Deux professionnels des médias nigériens, Youssouf Seriba et Oumarou Kané, ont recouvré la liberté ce jour après avoir été détenus pendant près de huit mois. Leur arrestation remontait au mois de novembre 2025, dans le contexte d’accusations liées à la diffusion d’un document officiel.

Les deux hommes, respectivement directeur de publication des médias en ligne Les Échos du Niger et Le Hérisson, avaient été interpellés à Kollo, localité située à proximité de Niamey. Leur mise en cause portait sur la prétendue complicité dans la diffusion d’un document lié à un point de presse organisé par le Fonds de solidarité, une structure soutenue par les autorités militaires en place.

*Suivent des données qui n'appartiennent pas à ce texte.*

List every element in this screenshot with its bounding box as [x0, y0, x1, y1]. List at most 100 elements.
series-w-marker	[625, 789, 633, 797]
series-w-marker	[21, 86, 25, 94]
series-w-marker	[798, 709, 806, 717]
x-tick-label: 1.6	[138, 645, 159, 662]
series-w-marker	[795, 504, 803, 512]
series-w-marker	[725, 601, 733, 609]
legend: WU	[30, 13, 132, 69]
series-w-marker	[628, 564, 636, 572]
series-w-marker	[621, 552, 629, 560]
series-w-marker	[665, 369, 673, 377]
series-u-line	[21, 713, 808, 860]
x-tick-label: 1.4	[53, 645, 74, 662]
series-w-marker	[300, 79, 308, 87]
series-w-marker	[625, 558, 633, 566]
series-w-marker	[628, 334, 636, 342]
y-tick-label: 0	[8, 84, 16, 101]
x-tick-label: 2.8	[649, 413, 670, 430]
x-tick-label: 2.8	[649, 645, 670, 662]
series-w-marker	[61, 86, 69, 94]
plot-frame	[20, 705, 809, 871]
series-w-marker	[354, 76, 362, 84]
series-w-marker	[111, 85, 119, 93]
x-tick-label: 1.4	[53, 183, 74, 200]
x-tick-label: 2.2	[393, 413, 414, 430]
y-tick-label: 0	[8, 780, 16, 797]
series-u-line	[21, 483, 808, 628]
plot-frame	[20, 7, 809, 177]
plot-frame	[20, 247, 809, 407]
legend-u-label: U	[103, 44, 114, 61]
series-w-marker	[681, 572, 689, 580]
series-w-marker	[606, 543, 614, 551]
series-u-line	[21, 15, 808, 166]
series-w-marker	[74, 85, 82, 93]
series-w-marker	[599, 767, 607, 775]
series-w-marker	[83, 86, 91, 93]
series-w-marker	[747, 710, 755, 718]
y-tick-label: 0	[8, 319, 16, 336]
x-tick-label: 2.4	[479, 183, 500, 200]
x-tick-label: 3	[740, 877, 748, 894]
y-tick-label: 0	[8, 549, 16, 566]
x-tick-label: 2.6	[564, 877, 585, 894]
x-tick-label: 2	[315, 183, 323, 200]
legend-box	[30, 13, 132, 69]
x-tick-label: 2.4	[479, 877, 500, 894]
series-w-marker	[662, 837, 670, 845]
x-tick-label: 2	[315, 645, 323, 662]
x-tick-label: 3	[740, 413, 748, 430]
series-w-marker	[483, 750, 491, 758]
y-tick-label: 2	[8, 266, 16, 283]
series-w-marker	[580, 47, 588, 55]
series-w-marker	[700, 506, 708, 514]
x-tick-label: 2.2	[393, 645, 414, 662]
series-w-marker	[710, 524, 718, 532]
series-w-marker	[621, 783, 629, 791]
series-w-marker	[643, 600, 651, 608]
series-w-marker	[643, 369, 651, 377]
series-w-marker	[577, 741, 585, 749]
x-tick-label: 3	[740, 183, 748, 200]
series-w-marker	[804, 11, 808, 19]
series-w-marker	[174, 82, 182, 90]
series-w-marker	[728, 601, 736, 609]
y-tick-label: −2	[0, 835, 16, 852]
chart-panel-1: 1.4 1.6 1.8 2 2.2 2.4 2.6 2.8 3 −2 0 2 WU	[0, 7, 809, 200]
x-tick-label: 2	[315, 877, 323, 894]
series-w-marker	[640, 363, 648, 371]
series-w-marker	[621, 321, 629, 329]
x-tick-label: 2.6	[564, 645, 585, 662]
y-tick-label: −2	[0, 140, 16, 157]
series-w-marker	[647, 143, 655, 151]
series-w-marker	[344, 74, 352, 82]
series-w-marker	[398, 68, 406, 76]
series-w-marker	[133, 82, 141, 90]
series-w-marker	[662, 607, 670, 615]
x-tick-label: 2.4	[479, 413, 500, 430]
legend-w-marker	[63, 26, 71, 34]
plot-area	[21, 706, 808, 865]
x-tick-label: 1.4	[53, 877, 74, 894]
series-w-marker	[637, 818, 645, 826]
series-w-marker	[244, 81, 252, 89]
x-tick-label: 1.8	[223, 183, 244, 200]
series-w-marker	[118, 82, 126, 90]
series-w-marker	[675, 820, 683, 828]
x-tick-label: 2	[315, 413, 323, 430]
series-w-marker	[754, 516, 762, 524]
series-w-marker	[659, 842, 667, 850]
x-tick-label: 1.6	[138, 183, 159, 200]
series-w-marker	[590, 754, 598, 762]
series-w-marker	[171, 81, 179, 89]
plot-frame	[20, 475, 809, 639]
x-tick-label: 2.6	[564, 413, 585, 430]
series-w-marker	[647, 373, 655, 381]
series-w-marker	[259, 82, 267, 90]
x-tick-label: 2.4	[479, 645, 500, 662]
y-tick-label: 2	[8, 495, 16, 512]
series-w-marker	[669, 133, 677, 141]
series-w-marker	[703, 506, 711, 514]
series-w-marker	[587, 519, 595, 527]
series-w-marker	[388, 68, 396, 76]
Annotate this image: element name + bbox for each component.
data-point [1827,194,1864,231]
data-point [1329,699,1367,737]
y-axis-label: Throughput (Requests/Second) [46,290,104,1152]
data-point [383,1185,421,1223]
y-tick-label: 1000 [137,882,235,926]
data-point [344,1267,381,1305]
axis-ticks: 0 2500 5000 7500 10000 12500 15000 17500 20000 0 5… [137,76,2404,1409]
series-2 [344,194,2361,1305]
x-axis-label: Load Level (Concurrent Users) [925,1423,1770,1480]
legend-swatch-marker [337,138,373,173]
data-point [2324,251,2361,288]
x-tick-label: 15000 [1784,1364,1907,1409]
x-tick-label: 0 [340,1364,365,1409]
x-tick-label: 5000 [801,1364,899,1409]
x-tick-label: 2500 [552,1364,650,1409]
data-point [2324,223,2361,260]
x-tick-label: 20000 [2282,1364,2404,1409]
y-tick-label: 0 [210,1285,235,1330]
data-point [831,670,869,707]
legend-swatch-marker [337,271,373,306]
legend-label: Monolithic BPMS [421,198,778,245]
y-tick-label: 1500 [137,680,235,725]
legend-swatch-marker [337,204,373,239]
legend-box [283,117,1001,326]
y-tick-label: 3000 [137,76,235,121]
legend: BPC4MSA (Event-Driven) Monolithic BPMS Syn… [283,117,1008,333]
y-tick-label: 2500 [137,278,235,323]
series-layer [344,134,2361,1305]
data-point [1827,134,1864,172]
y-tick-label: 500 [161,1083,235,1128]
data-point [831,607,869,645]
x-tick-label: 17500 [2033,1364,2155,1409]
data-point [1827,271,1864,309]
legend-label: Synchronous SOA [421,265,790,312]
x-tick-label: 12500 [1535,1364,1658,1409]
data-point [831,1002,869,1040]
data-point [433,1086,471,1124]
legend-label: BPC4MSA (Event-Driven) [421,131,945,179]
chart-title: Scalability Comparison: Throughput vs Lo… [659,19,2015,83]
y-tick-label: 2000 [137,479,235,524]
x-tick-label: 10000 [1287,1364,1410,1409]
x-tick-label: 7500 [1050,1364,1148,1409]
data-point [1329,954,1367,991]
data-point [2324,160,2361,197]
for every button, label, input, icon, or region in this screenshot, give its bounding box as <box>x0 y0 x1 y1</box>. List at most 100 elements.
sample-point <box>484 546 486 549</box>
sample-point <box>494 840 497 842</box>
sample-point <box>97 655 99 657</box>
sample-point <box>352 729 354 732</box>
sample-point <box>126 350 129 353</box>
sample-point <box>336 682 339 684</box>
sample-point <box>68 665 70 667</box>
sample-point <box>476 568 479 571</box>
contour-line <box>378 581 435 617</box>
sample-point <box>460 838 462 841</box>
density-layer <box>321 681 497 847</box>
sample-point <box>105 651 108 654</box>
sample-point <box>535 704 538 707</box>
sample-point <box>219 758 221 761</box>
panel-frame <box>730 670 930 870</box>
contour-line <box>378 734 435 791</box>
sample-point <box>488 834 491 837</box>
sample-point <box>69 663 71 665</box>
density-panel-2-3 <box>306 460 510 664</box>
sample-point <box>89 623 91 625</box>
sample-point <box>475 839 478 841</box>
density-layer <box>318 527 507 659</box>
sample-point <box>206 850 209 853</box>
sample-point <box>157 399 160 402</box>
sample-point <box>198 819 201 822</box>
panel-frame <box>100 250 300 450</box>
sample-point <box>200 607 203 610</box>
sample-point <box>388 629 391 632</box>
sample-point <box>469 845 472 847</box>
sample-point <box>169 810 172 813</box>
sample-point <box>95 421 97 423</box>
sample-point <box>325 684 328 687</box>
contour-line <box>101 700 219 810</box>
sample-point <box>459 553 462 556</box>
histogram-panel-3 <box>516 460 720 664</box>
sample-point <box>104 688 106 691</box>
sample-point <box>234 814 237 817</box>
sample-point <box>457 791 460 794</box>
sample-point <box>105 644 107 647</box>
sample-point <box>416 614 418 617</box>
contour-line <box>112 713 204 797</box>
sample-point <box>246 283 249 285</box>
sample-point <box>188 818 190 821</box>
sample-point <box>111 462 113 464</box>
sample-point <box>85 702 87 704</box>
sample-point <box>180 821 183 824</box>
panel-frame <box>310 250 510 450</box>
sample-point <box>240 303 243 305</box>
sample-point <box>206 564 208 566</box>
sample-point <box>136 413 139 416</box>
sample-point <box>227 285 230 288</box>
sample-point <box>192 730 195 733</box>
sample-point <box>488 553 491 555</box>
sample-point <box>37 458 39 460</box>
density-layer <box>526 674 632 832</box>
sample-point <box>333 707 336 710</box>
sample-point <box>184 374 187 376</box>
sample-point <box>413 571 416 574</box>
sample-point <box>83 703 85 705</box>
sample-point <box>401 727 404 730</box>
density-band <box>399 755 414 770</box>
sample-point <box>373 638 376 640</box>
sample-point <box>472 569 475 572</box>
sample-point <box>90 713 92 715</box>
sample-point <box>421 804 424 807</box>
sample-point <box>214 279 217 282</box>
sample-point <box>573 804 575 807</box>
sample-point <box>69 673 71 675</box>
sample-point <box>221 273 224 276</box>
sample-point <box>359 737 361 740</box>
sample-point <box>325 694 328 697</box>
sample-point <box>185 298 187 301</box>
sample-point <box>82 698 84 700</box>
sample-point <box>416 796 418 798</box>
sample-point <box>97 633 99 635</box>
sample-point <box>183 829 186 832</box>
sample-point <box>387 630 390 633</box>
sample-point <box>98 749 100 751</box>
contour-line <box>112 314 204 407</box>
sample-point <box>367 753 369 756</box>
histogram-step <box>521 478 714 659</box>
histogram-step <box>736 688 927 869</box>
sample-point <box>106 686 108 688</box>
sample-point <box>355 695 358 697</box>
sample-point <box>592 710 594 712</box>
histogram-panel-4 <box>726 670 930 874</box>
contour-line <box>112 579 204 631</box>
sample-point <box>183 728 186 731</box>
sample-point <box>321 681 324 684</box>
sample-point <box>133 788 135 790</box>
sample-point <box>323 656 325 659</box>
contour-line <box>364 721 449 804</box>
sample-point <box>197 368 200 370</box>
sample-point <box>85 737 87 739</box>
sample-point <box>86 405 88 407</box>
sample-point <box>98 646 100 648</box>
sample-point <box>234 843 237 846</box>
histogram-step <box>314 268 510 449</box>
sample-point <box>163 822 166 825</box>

Libération de deux journalistes nigériens après huit mois de détention

Une détention prolongée sous surveillance

Leur incarcération avait suscité de vives réactions au sein des milieux journalistiques et des défenseurs des droits humains, alors que le document en question avait circulé initialement sur les réseaux sociaux. Ce même document avait ensuite été mobilisé par des partisans de l’ancien président démis de ses fonctions, Mohamed Bazoum, pour critiquer le régime militaire instauré après le coup d’État de 2023.

Un troisième journaliste toujours détenu

Malgré leur libération, un troisième professionnel des médias, poursuivi dans cette même affaire, reste toujours derrière les barreaux. Les Nations unies avaient recensé treize arrestations de journalistes au Niger en 2025. Par ailleurs, plusieurs organisations spécialisées alertent sur la dégradation continue de la liberté de la presse sous l’actuel régime, marqué par des restrictions accrues et des détentions arbitraires.